Note B — Presentation and Principles of Consolidation
The condensed consolidated financial statements for the three and six month periods ended June 30, 2015 and June 30, 2014, are unaudited, and in the opinion of management, contain all adjustments necessary for a fair presentation of the condensed consolidated financial statements. Such adjustments consist solely of normal recurring items. Interim results are not necessarily indicative of results for a full year or any subsequent interim period. The condensed consolidated financial statements and notes are prepared in accordance with accounting principles generally accepted in the United States of America (“U.S. GAAP”) and presented as permitted by Form 10-Q and do not contain certain information included in the annual consolidated financial statements and accompanying notes of the Company.

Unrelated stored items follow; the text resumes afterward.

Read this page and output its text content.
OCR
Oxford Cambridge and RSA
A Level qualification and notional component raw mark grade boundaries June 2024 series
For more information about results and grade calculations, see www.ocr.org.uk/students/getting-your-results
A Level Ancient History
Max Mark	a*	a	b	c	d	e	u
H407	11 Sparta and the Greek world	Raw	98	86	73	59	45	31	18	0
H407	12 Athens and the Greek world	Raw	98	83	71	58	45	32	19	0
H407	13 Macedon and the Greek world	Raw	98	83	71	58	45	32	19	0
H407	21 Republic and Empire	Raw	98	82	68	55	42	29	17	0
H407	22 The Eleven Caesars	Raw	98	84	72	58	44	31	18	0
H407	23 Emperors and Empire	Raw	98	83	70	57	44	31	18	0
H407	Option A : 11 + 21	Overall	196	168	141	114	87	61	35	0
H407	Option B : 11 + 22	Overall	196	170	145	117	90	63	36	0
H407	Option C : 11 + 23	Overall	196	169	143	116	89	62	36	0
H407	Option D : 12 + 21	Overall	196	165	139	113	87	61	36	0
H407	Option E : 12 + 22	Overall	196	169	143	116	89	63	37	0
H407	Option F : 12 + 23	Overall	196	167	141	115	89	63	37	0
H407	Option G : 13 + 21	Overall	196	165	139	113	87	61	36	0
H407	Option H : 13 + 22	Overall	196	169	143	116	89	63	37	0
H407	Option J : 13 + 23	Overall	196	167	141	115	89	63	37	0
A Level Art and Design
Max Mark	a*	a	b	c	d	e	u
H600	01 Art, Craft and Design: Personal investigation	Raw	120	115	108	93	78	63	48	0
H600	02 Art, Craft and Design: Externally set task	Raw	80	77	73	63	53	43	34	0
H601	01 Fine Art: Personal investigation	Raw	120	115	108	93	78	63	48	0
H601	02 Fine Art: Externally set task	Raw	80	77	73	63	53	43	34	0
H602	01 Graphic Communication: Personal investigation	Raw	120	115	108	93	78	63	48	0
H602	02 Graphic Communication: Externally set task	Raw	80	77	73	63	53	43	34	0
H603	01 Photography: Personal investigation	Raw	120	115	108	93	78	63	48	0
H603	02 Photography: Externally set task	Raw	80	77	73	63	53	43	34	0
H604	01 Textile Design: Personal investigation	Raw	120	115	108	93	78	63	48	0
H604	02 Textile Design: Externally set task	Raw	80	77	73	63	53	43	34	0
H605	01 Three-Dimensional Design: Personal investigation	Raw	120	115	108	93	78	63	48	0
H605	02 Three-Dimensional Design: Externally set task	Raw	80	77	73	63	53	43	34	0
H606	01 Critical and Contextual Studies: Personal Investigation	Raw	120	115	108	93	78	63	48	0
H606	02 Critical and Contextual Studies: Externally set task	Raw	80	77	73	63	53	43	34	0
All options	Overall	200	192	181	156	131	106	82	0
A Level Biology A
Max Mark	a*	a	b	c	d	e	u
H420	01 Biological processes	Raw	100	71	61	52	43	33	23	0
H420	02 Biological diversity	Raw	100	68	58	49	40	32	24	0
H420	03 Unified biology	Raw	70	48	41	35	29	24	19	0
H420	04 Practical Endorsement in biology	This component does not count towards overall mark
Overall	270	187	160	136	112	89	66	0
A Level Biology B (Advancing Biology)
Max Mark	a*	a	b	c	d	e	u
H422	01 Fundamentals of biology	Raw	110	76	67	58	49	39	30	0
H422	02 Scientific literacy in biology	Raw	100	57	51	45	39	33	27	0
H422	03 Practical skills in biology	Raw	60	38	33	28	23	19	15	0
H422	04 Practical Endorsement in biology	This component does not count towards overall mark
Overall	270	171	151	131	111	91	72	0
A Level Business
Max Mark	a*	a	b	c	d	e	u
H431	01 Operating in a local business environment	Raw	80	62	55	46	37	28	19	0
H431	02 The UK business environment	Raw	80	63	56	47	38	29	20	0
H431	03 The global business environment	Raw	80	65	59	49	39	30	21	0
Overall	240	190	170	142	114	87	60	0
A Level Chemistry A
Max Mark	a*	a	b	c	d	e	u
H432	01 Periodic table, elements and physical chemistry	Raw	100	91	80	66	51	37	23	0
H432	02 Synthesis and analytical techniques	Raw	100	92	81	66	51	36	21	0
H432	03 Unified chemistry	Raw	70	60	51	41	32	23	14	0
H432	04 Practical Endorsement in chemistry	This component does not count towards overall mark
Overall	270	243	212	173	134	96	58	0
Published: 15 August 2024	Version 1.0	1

These interim condensed consolidated financial statements should be read in conjunction with the consolidated financial statements and accompanying notes included in the Company’s Annual Report on Form 10-K for the year ended December 31, 2014.
Seasonality
Earnings of certain of the Company’s operating segments are seasonal in nature. Earnings from CamelBak are typically higher in the spring and summer months as this corresponds with warmer weather in the Northern Hemisphere and an increase in hydration related activities. Earnings from Liberty are typically lowest in the second quarter due to lower demand for safes at the onset of summer. Earnings from AFM are typically highest in the months of January through April of each year, coinciding with homeowners’ tax refunds. Earnings from Clean Earth are typically lower in the winter months due to reduced levels of construction and development activity in the Northeastern United States.
Consolidation
The condensed consolidated financial statements include the accounts of Holdings and all majority owned subsidiaries. All significant intercompany transactions and balances have been eliminated in consolidation. The results of operations of FOX are included in the Company's historical condensed consolidated results of operations through July 10, 2014, the date on which our investment in FOX fell below 50% and the FOX entity was deconsolidated.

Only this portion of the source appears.